「法の支配」

画像の説明 2月下旬、女性裁判官の馬彩雲(マー・ツァイユィン)(38)が住む北京郊外のアパートに銃を持った2人の男が侵入し、馬と夫に向けて発砲した。夫は軽傷で済んだが、顔面と腹部を撃たれた馬は命を落とした。

警察の追跡を受けた暴漢2人は車内で拳銃自殺を遂げた。うち1人は馬が担当していた離婚訴訟の原告で、訴訟の進め方に不満を抱いていたとみられる。

訴訟の逆恨みで裁判官が殺されるという事態に、中国の法曹界は強い衝撃を受けている。事件は、習政権が掲げる法の支配の強化が機能していない実態も浮き彫りにした。

馬の惨劇は、法曹界の大量退職が問題となっている最中に起きた。中国では長時間労働や賃金の低さに多くの司法関係者が不満を募らせている。

政治的圧力の高まりも人材流出を引き起こす要因だ。

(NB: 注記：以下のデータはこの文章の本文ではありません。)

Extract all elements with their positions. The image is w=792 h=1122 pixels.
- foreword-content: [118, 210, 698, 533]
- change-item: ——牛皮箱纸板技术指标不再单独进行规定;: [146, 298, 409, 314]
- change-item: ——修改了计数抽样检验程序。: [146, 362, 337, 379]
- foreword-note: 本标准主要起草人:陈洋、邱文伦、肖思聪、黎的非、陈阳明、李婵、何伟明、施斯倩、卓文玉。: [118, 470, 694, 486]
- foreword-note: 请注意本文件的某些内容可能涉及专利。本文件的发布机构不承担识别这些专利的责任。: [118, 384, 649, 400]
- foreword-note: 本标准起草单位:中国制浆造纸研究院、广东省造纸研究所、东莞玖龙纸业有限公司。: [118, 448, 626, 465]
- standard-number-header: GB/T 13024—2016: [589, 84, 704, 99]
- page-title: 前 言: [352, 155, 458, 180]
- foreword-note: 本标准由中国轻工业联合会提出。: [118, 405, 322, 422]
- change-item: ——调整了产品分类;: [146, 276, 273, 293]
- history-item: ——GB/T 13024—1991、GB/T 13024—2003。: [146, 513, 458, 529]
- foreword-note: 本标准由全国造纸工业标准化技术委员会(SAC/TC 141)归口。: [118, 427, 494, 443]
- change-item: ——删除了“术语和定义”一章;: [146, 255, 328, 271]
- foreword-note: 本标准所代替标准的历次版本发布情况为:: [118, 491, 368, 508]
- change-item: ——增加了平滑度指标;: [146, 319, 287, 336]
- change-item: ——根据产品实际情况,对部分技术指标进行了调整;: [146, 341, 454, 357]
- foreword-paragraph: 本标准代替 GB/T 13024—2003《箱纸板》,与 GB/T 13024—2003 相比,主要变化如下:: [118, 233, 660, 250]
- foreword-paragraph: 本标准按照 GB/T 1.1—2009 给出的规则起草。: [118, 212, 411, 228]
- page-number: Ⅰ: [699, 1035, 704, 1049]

昨年来、人権派弁護士が逮捕され、テレビの前で罪を告白させられる事態が相次いでいる。通常の弁護活動であっても「法廷の秩序を乱す違法行為」と見なされかねない法律改正案は、政治犯などの弁護を引き受ける際の足かせとなっている。

しかも近年の中国では裁判官の襲撃事件が増加しており、多くの司法関係者が恐怖に震えている。

10年6月には湖南省の裁判所で3人が射殺される事件と、広西チワン族自治区の差し押さえ現場で硫酸がまかれ裁判官ら6人が重軽傷を負う事件が発生。昨年9月には、湖北省で裁判官ら4人が刺される事件もあった。いずれも犯人は司法への恨みを募らせる人物だった。

司法への不信が根底に

ただし、馬の事件には従来と違う点もある。世論の反応だ。

過去の事件では、司法への不信感から襲撃犯を英雄視する風潮があった。08年、上海在住の無職の若者が警官に職務質問を受けて暴行されたとして警察署に乗り込み、警官6人を殺害した。

男は死刑判決を受けたが、当局の横暴に一人で立ち向かったとして世間の喝采を浴び、『水滸伝』に登場する英雄になぞらえる声も上がった。

厳格な法支配を目指す習近平

今回はそうした世論は盛り上がっておらず、馬の仕事ぶりを高く評価する声が強い。最高人民法院(最高裁)は年間400件近い事件を担当していた馬を称賛し、他の裁判官に彼女を見習うよう促した。

だが法曹界からは、当局の追悼ムードをあざ笑う声も上がっている。中国政法大学の呉丹紅(ウー・タンホン)副教授はマイクロブログ新浪微博(シンランウェイボー)で「馬は巨大な司法システムの歯車の1つにすぎない」と書いた。

「『馬を見習え』と言うことは、病的なシステムと労働環境を容認し、推奨せよということだ。これでは、さらに多くの裁判官が冷酷な車輪に巻き込まれるだけだ」

劣悪な労働環境に暴力事件への恐怖も加わり、裁判官が職場を去るケースが続出している。

当局は彼らの安全を守る方策を打ち出そうとしているが、根底にある司法への不信が解消されない限り問題は解決しないだろう。「国民は司法の独立性を信じておらず、裁判官が偏っていると考えているから(司法への)恨みを抱きやすい」と、ある弁護士は語る。

政府が目指す「法の支配」も、西欧型の公正なシステムとは別の方向に向いている。

習政権は、絶対的な権力を確立するには非情な手段を含む厳格な法支配が必要だとする中国古来の思想を信奉している。

歴史を振り返れば、その手法に頼った支配者の多くが自滅の道をたどっているのだが。